We know that some level of stress is good as it keeps us alert and functioning.

However, it’s not the sources of stress that matter the most but how we share it with others and how we view it ourselves.

Recent studies have shown that people who believe that the stress is very bad for them are more likely to die from stress.

This is not to say that chronic stress is not bad for you, it certainly is and leads to serious health conditions.

But our attitude towards stress matters as it also is connected to our awareness of the strategies available for us to reduce it and deal with it.

Fostering positive learning environments matters

But this is connected also to the organisational health mentioned before: if we feel unsafe at work (in terms of stressful situation) we are sensing danger and focus our energy to be on the lookout rather than to create.

Organisations therefore are likely to perform much worse if organisational health is not good.

This is also because:

“when we are in a positive mood, our mind is more open to learning, to seeing things differently, to considering all options and possibilities” (p. 139).

Feeling safe is very much connected to creativity because when we feel safe, we don’t have the same physiological warning signs taking over our attention .(e.g. increased blood pressure, our brain focused on the signals that we are in danger).

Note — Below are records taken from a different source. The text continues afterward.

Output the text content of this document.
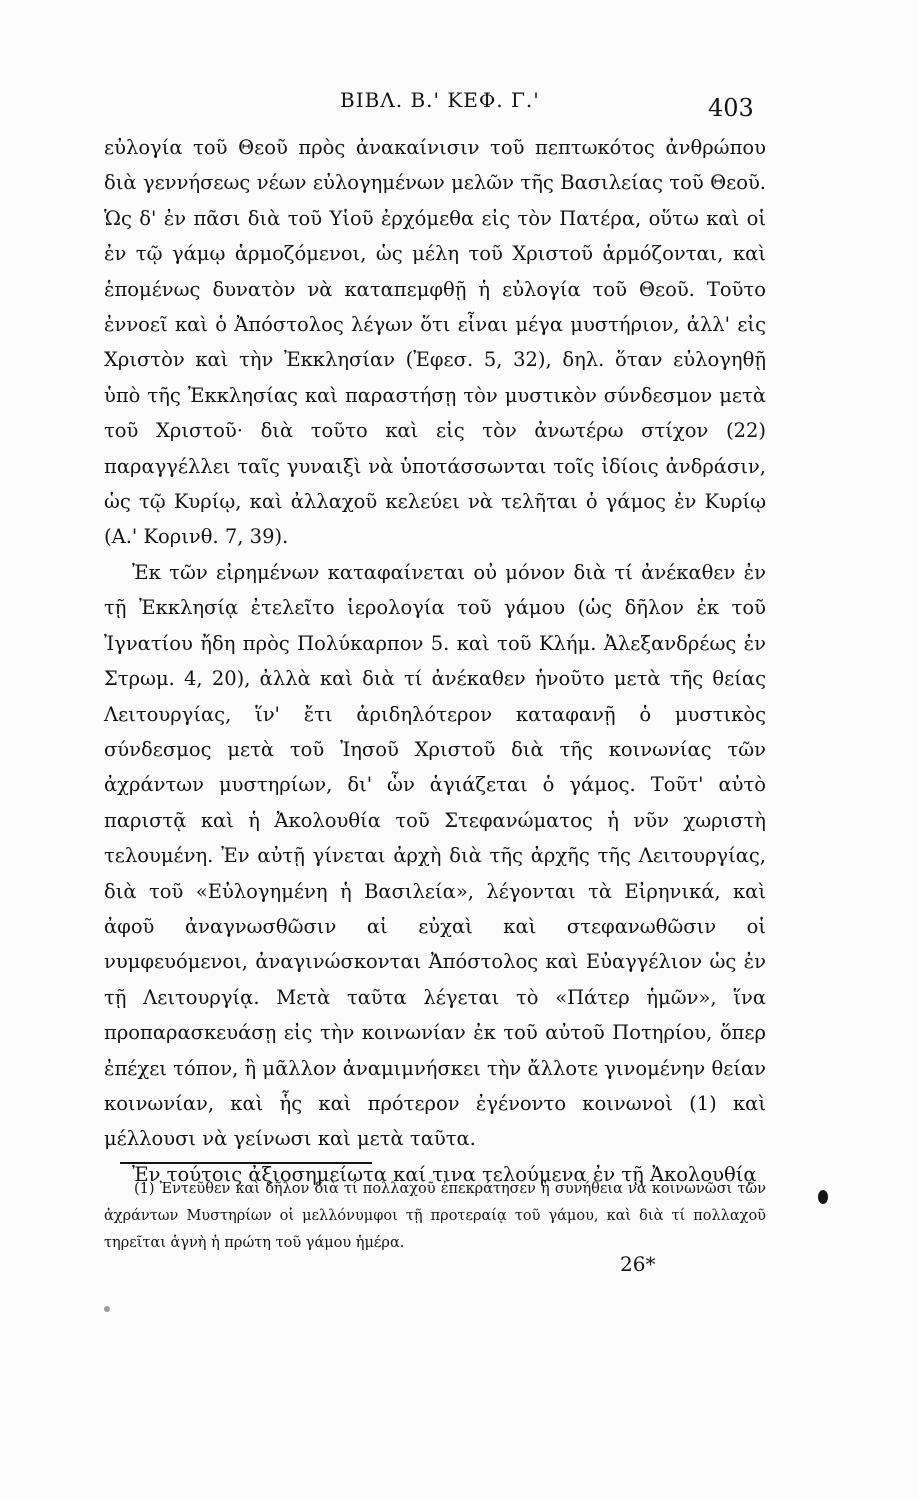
ΒΙΒΛ. Β.' ΚΕΦ. Γ.'	403

εὐλογία τοῦ Θεοῦ πρὸς ἀνακαίνισιν τοῦ πεπτωκότος ἀνθρώπου διὰ γεννήσεως νέων εὐλογημένων μελῶν τῆς Βασιλείας τοῦ Θεοῦ. Ὡς δ' ἐν πᾶσι διὰ τοῦ Υἱοῦ ἐρχόμεθα εἰς τὸν Πατέρα, οὕτω καὶ οἱ ἐν τῷ γάμῳ ἁρμοζόμενοι, ὡς μέλη τοῦ Χριστοῦ ἁρμόζονται, καὶ ἑπομένως δυνατὸν νὰ καταπεμφθῇ ἡ εὐλογία τοῦ Θεοῦ. Τοῦτο ἐννοεῖ καὶ ὁ Ἀπόστολος λέγων ὅτι εἶναι μέγα μυστήριον, ἀλλ' εἰς Χριστὸν καὶ τὴν Ἐκκλησίαν (Ἐφεσ. 5, 32), δηλ. ὅταν εὐλογηθῇ ὑπὸ τῆς Ἐκκλησίας καὶ παραστήσῃ τὸν μυστικὸν σύνδεσμον μετὰ τοῦ Χριστοῦ· διὰ τοῦτο καὶ εἰς τὸν ἀνωτέρω στίχον (22) παραγγέλλει ταῖς γυναιξὶ νὰ ὑποτάσσωνται τοῖς ἰδίοις ἀνδράσιν, ὡς τῷ Κυρίῳ, καὶ ἀλλαχοῦ κελεύει νὰ τελῆται ὁ γάμος ἐν Κυρίῳ (Α.' Κορινθ. 7, 39).

Ἐκ τῶν εἰρημένων καταφαίνεται οὐ μόνον διὰ τί ἀνέκαθεν ἐν τῇ Ἐκκλησίᾳ ἐτελεῖτο ἱερολογία τοῦ γάμου (ὡς δῆλον ἐκ τοῦ Ἰγνατίου ἤδη πρὸς Πολύκαρπον 5. καὶ τοῦ Κλήμ. Ἀλεξανδρέως ἐν Στρωμ. 4, 20), ἀλλὰ καὶ διὰ τί ἀνέκαθεν ἡνοῦτο μετὰ τῆς θείας Λειτουργίας, ἵν' ἔτι ἀριδηλότερον καταφανῇ ὁ μυστικὸς σύνδεσμος μετὰ τοῦ Ἰησοῦ Χριστοῦ διὰ τῆς κοινωνίας τῶν ἀχράντων μυστηρίων, δι' ὧν ἁγιάζεται ὁ γάμος. Τοῦτ' αὐτὸ παριστᾷ καὶ ἡ Ἀκολουθία τοῦ Στεφανώματος ἡ νῦν χωριστὴ τελουμένη. Ἐν αὐτῇ γίνεται ἀρχὴ διὰ τῆς ἀρχῆς τῆς Λειτουργίας, διὰ τοῦ «Εὐλογημένη ἡ Βασιλεία», λέγονται τὰ Εἰρηνικά, καὶ ἀφοῦ ἀναγνωσθῶσιν αἱ εὐχαὶ καὶ στεφανωθῶσιν οἱ νυμφευόμενοι, ἀναγινώσκονται Ἀπόστολος καὶ Εὐαγγέλιον ὡς ἐν τῇ Λειτουργίᾳ. Μετὰ ταῦτα λέγεται τὸ «Πάτερ ἡμῶν», ἵνα προπαρασκευάσῃ εἰς τὴν κοινωνίαν ἐκ τοῦ αὐτοῦ Ποτηρίου, ὅπερ ἐπέχει τόπον, ἢ μᾶλλον ἀναμιμνήσκει τὴν ἄλλοτε γινομένην θείαν κοινωνίαν, καὶ ἧς καὶ πρότερον ἐγένοντο κοινωνοὶ (1) καὶ μέλλουσι νὰ γείνωσι καὶ μετὰ ταῦτα.

Ἐν τούτοις ἀξιοσημείωτα καί τινα τελούμενα ἐν τῇ Ἀκολουθίᾳ

(1) Ἐντεῦθεν καὶ δῆλον διὰ τί πολλαχοῦ ἐπεκράτησεν ἡ συνήθεια νὰ κοινωνῶσι τῶν ἀχράντων Μυστηρίων οἱ μελλόνυμφοι τῇ προτεραίᾳ τοῦ γάμου, καὶ διὰ τί πολλαχοῦ τηρεῖται ἁγνὴ ἡ πρώτη τοῦ γάμου ἡμέρα.
26*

Many of us often discount the role of emotions in the way we work, think and live.

But Jenny disagrees: we make over 30 000 decisions every day and many of those (even if unconsciously) are based on how we actually feel.

Therefore, organisations that strive to succeed need to pay attention in particular to how people feel at work, investigate the reasons for those feelings, and then seek to amplify those strategies that generate healthier and happier employees.

The book obviously covers much more than what am sharing here but what is clear to me is that there are very practical everyday reasons why we need to focus on developing smarter and sharper brains.

The bottomline is that we should treat the quality of our thinking as one of the most precious capabilities and act accordingly.

That means paying attention to how we think and instil a range of smarter sharper brain routines as part of what we do every day.